The Lion, the Witch, the Wardrobe, the Controversy

When I was a kid, I read The Lion, the Witch, and the Wardrobe, along with a couple of other Narnia books. I enjoyed them, but not enough to get through the entire series. At no time did I feel that I was being preached to or that there were deeper meanings lurking between the lines. I went on to live a happy cynical life, with the only lasting influence of Lewis's works being two tunes in my CD collection (Steve Hackett's "Narnia" and echolyn's "My Dear Wormwood," if you're keeping track at home).

I guess that's why I'm so surprised about the holy war that's developing over the Disney movie version of Wardrobe. On the one hand, you have the evangelical crowd that are looking to use the film as a conversion tool. On the other, you have more secular folks who just want to enjoy the story and not have a particular interpretation shoved down their throats. I somewhat blame Disney itself, as it wants to tap into the mainstream Lord of the Rings crowd while also looking to cash in on the religious Passion of the Christ crowd. In doing so, they've niche marketed so intently to set up this clash of focus groups.

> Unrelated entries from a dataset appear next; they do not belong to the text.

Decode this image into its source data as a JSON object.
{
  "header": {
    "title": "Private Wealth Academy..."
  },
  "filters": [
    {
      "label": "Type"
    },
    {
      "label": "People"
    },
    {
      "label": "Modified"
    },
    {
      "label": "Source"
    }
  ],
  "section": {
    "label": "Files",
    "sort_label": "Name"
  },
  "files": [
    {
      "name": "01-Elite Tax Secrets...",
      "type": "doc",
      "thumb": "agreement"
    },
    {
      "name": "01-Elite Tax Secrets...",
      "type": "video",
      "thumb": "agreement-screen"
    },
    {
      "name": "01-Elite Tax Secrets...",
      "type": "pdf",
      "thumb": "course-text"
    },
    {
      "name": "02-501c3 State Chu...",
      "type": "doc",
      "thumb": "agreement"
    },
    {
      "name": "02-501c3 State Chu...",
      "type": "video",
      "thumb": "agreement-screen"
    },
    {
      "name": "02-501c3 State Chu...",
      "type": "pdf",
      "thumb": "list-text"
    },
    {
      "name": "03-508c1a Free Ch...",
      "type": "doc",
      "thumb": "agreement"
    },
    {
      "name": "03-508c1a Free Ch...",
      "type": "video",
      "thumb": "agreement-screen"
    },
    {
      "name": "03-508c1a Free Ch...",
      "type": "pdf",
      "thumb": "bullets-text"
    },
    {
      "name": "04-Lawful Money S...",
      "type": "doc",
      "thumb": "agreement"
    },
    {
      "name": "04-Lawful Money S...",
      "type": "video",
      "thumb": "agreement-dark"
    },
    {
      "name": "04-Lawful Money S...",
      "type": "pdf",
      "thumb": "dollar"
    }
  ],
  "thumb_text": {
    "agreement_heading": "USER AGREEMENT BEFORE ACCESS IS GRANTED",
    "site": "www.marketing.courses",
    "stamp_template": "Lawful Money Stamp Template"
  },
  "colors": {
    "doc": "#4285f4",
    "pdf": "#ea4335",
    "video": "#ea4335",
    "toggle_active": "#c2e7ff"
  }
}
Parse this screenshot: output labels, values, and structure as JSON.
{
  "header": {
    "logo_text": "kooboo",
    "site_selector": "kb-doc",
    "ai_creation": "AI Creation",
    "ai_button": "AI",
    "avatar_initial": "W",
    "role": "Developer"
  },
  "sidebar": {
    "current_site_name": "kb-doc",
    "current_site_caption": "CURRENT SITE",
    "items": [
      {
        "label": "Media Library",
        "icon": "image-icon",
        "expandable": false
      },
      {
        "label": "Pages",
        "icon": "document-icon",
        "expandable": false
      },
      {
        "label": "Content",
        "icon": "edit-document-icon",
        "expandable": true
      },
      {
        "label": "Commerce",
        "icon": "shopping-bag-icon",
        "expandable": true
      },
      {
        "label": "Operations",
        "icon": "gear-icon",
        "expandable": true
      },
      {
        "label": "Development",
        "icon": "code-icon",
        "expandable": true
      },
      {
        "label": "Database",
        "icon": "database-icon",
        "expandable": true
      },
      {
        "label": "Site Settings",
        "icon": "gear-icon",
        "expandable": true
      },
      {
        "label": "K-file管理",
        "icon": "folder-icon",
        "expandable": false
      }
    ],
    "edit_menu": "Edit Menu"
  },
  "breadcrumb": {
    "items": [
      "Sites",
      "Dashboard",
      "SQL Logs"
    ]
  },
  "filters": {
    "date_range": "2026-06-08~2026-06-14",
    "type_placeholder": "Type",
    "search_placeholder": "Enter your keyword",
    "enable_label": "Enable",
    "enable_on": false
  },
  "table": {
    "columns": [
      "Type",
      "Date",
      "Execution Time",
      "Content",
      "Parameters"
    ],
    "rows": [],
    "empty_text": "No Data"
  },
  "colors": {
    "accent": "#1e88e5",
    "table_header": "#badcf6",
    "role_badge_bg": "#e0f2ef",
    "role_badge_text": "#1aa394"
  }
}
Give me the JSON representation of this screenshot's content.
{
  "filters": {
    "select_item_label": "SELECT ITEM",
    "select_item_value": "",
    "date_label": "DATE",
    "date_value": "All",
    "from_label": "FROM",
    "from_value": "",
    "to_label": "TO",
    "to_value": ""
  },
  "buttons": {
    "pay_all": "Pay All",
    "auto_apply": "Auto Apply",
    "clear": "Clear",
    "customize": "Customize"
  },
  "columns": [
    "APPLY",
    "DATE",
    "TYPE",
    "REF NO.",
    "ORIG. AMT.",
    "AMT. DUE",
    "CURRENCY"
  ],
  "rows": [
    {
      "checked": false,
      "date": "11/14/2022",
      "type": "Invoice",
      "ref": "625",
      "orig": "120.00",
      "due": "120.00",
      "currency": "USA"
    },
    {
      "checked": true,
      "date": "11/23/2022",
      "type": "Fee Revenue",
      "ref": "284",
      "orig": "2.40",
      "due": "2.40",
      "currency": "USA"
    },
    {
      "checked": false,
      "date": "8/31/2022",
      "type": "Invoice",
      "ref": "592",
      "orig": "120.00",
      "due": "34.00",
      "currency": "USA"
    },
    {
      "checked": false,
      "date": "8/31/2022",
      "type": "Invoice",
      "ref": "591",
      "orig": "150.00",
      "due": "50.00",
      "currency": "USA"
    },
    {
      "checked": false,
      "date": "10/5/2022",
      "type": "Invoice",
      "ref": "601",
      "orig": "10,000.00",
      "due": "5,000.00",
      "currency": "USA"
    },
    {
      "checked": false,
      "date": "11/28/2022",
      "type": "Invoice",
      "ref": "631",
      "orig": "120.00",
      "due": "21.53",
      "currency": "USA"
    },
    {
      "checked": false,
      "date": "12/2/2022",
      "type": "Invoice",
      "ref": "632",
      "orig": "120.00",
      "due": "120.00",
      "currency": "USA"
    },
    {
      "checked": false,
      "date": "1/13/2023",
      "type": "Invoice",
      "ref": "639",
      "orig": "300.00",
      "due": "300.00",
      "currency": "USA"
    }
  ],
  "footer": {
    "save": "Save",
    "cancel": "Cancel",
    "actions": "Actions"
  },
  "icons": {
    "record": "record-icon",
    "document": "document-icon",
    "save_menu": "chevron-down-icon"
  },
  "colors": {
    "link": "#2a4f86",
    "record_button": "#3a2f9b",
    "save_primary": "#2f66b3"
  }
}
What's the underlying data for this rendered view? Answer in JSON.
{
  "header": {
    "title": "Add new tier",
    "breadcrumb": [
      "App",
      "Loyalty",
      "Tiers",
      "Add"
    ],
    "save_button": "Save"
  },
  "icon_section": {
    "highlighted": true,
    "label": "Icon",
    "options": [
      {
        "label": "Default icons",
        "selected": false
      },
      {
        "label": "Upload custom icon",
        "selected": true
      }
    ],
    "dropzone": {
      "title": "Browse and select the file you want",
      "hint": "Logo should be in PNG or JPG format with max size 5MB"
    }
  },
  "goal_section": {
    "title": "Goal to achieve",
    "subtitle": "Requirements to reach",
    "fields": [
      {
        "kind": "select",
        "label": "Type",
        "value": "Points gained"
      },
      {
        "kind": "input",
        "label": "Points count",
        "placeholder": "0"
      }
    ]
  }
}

Nonetheless, the whole thing has produced some interesting writing. First up we have this piece by Polly Tonybee in UK's The Guardian attacking Lewis's series not just for being Christian allegory, but being bad Christian allegory. Then there's this article from The Chronicle of Higher Education by Michael Nelson (fresh from the Satellite of Love, no doubt) taking on some other criticisms of the Narnia books. Finally, there's this New York Times column that makes, I think, the most sensible point: read the books and see the movie(s) for yourself and make up your own mind.

Hat tip to Prawfsblawg for the Guardian and Chronicle links.